You are viewing a plain text version of this content. The canonical link for it is here.

Posted to dev@jena.apache.org by Reto Gmür <re...@apache.org> on 2015/09/10 14:56:35 UTC

Fuseki docker

Hi Stian, all,

I've been using your docker image from dockerhub. However it is using quite
an old version of Fuseki and the last commit in the respective branch of
your fork has been a while ago.

Areyou planning on updating this tothe current fuseki version or is there
another dockerized version of Fuseki.

Cheers,
Reto

Re: Fuseki docker

Posted by Andy Seaborne <an...@apache.org>.

On 20/09/15 21:09, Stian Soiland-Reyes wrote:
> Which command are you running, with which image?
>
> I assume you mean something like
>
>      docker run --rm -v /tmp/1:/fuseki stain/jena-fuseki

In an exploration of the database management issues about (not) loosing 
state across container restarts ...

DIR="/home/afs/jlib/apache-jena-fuseki-2.3.0"
DATA="$PWD/DB"

docker run -t --rm=true --name Fuseki2 \
        -v ${DIR}:/fuseki \
        -v ${DATA}:/fuseki/DB \
        --net=host \
        java:8 \
        env FUSEKI_HOME=/fuseki /fuseki/fuseki-server --update 
--loc=/fuseki/DB /ds



--mem : no problems.

>
> If it is fuseki, it would not terrminate by itself, so you used ctrl-C?

Yes

>
> What are the errors..?

Can't run a second time because of --name.  Can't delete the temporary 
layers.  Need to kill docker to unblock.

> Which Docker and Linux OS/kernel versions?
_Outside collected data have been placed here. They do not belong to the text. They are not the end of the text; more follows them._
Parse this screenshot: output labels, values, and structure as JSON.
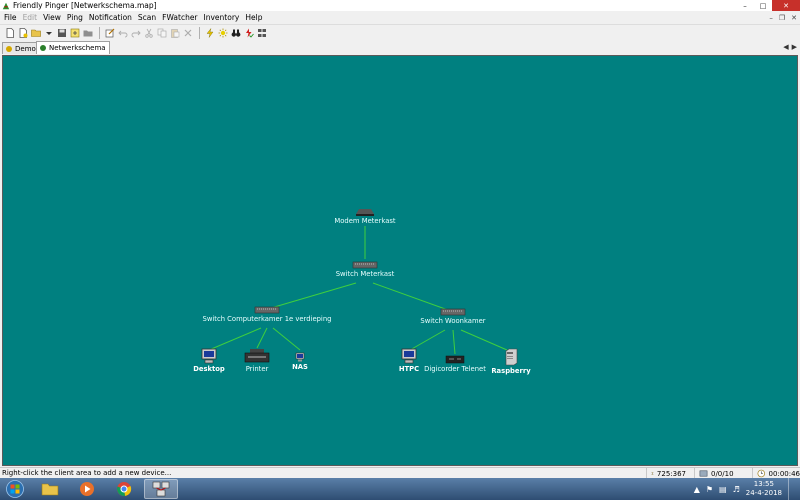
{
  "window": {
    "title": "Friendly Pinger [Netwerkschema.map]"
  },
  "menu": [
    {
      "label": "File",
      "disabled": false
    },
    {
      "label": "Edit",
      "disabled": true
    },
    {
      "label": "View",
      "disabled": false
    },
    {
      "label": "Ping",
      "disabled": false
    },
    {
      "label": "Notification",
      "disabled": false
    },
    {
      "label": "Scan",
      "disabled": false
    },
    {
      "label": "FWatcher",
      "disabled": false
    },
    {
      "label": "Inventory",
      "disabled": false
    },
    {
      "label": "Help",
      "disabled": false
    }
  ],
  "tabs": [
    {
      "label": "Demo",
      "active": false
    },
    {
      "label": "Netwerkschema",
      "active": true
    }
  ],
  "map": {
    "background": "#008080",
    "link_color": "#3ecf3e",
    "nodes": {
      "modem": {
        "label": "Modem Meterkast",
        "icon": "modem-icon"
      },
      "switch_main": {
        "label": "Switch Meterkast",
        "icon": "switch-icon"
      },
      "switch_comp": {
        "label": "Switch Computerkamer 1e verdieping",
        "icon": "switch-icon"
      },
      "switch_woon": {
        "label": "Switch Woonkamer",
        "icon": "switch-icon"
      },
      "desktop": {
        "label": "Desktop",
        "icon": "monitor-icon"
      },
      "printer": {
        "label": "Printer",
        "icon": "printer-icon"
      },
      "nas": {
        "label": "NAS",
        "icon": "small-monitor-icon"
      },
      "htpc": {
        "label": "HTPC",
        "icon": "monitor-icon"
      },
      "digicorder": {
        "label": "Digicorder Telenet",
        "icon": "settop-box-icon"
      },
      "raspberry": {
        "label": "Raspberry",
        "icon": "server-tower-icon"
      }
    }
  },
  "status": {
    "hint": "Right-click the client area to add a new device...",
    "coords": "725:367",
    "counts": "0/0/10",
    "timer": "00:00:46"
  },
  "taskbar": {
    "time": "13:55",
    "date": "24-4-2018"
  }
}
Latest / 1.8.2, and Ubuntu 15.04 latest / 3.19.0-21-generic.

> Do you have a use pattern to cause the issue, e.g. must some queries be run
> first?

run, ^C

>
> Where does the volume come from? Local folder, data container or something
> external?
>
> When you say zombie, is that true zombie according to ps, or just that
> docker rm won't work?
>
> What does docker ps -a say about this container?
>
> The preferred way to stop a running Docker container is
>
>      docker stop fuseki
>
> https://docs.docker.com/reference/commandline/stop/
>
> This is SIGTERM, followed by SIGKILL after (by default) 10 seconds.
>
> After this stops you can use
>
>      docker rm -v fuseki
>
> docker rm on a running container only works with -f, which sends the
> nastier SIGKILL right away (note, SIGKILL is not handed over to the JVM, so
> the kernel would need to tidy the file handles)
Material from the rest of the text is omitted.